Music-Minds Meld to Advance Neuroscience

Posted in GUMC Stories

Uplifting Latin music and the promising potential of medical science to repair the mind melded at Washington’s Kennedy Center where members of the Georgetown University Medical Center community gathered to support biomedical research to help fight against the hardest to cure non-cancer diseases, including Alzheimer’s and Parkinson’s.

More than 220 people gathered for an evening of festive cocktails, a brain-healthy buffet and roiling Latin and salsa music backed by the National Symphony Orchestra (NSO).

Music sensations Tito Puente, Jr. and Jon Secada and NSO Pops conductor Marvin Hamlisch performed at the evening concert.

But beyond the evident enjoyment of the event May 13th was serious brainstorming on how best to advance the biomedical battle against the most puzzling and hardest to cure non-cancer diseases.

Many of these, like Alzheimer’s and Parkinson’s diseases and traumatic brain injury, which are increasing rapidly, cause great suffering before eventual death. These neurological disorders are among the toughest in need of solutions through intensified biomedical research.

Entitled “Music for the Mind,” this was the first of what is slated to become an annual event to support research, particularly that of younger researchers, for treatments and cures for neurological diseases and disorders. Proceeds of this and future events will be directed to the Young Investigators fund benefiting the work of Georgetown’s youngest researchers to speed their quests to discover the treatments and cures of tomorrow.

Francine and Mel Levinson served as co-chairs and Mark and Jeanne Shriver were honorary co-chairs. Shriver spoke movingly of his father Sergeant Shriver’s lost battle against Alzheimer’s and the importance of saving patients and families from the agonizing ravages of the disease that destroys the personality before killing the patient.

“Neurologic diseases — such as Alzheimer’s, Parkinson’s, traumatic brain injuries, and stroke — often attack the core of what makes us human—our ability to think, talk, and remember,” Howard J. Federoff, MD, PhD, executive vice president for Health Sciences and executive dean of the School of Medicine, said. “These diseases impact our senses—our connections to the world—they cripple, paralyze, cause excruciating pain—and they kill.”

Federoff warned of the so-called Silver Tsunami, the emerging elderly status of the nation’s 72 million baby boomers. “As the nation’s population ages, we can experience a socioeconomic crisis because the risk for Alzheimer’s rises steeply with age, and this will result in the tripling of the number of patients over the next 30 years.”

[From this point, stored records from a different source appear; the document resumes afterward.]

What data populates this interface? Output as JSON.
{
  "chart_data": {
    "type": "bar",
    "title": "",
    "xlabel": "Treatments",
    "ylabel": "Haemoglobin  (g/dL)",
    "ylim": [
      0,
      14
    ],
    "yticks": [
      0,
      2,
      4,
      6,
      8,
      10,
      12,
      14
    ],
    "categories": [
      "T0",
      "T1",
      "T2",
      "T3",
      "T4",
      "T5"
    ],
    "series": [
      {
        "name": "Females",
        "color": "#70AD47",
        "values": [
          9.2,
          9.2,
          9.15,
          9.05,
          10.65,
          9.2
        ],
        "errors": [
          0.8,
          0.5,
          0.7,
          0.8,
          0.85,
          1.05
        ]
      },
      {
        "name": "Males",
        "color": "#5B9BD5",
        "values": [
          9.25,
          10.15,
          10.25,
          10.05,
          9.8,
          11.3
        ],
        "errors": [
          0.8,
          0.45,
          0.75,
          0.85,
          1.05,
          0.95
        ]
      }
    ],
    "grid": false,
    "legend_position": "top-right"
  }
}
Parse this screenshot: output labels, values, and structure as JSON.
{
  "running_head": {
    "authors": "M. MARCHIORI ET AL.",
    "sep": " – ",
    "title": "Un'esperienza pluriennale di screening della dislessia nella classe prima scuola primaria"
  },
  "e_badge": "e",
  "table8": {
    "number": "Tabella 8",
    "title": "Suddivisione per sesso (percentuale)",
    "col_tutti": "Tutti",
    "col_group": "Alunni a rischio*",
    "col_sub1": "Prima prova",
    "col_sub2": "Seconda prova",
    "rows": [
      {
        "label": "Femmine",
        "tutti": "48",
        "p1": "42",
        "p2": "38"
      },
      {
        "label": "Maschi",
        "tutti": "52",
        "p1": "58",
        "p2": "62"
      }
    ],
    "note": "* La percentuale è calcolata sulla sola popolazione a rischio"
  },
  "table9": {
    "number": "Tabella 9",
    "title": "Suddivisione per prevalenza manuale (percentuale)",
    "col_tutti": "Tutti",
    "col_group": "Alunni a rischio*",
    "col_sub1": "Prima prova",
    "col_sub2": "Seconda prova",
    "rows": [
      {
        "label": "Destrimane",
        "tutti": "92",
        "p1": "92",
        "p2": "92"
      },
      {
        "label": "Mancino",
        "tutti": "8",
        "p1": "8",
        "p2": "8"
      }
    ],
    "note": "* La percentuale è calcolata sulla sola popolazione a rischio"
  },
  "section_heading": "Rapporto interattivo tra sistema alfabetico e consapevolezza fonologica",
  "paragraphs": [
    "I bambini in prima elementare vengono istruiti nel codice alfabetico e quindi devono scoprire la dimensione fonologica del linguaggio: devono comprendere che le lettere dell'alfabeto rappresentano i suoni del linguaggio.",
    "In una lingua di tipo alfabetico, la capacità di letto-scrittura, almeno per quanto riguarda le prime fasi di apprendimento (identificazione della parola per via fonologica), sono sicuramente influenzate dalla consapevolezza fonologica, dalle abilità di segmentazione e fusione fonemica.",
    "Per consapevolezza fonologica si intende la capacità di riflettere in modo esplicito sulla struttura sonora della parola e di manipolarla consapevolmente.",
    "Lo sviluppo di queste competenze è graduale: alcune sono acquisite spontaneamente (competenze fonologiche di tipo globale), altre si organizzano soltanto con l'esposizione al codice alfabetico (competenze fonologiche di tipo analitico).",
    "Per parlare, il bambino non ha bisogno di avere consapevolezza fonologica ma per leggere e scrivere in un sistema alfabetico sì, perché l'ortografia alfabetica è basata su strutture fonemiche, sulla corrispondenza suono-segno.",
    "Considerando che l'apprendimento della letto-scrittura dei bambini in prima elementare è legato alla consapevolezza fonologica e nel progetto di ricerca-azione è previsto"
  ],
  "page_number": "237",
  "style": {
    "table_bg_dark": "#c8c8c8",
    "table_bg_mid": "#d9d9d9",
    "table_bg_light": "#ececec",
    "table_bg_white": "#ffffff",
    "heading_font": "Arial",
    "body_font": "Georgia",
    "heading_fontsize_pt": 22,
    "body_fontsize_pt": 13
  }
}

But Federoff stressed hopeful signs of progress at GUMC and in the brilliant young minds that can propel research to an even deeper level. “Innovative science and cutting edge novel therapies that will take strides in conquering these diseases,” he said, pointing to these examples:

• GUMC pioneered the technique of deep brain stimulation to relieve some of the worst of Parkinson’s disease symptoms and now is extending the procedure to treat other neurologic disorders including mental health conditions such as depression and mania;

• The Medical Center is working with the Veterans Administration to identify biomarkers for traumatic brain injury that can lead to interventions that may limit brain damage or even restore neurologic function; and,

• GUMC is one of very few institutions selected to participate in the first-ever gene therapy clinical trial for Alzheimer’s disease, an historic undertaking requiring rigorous scientific and surgical capability that underscores our growing strength in neurology.

Perhaps even more promising is the work of GUMC’s young investigators, Federoff said. “They challenge our conventional ways and drive the integration of new technology in our research.”

Among these promising researchers are Mark Burns, PhD, assistant professor of neuroscience, who is investigating the link between Alzheimer’s and traumatic brain injury (TBI) because brain injury can quadruple the risk of developing Alzheimer’s.

Hyang-Sook Hoe, PhD, assistant professor of neuroscience, is studying the normal function of the protein APP, which plays a key role in Alzheimer’s. It is important for scientists to understand precisely what goes wrong with this protein in order to devise therapies to treat the disease.

Charbel Elhajj Moussa, MB, PhD, assistant professor of neuroscience, is examining the similarities among neurodegenerative diseases to see whether a therapy that increases the brain’s capacity to dispose of amyloid beta –-fragments found clumped together in plaques in the brains of Alzheimer’s patients– can reverse the process of dementia.

With cocktails, dinner and introductions completed, Federoff led his guests to an energizing two hours of music peppered with the Latin beat of Puente, the sensational solo songs of Secada and the glorious orchestration of Hamlisch and the NSO pops.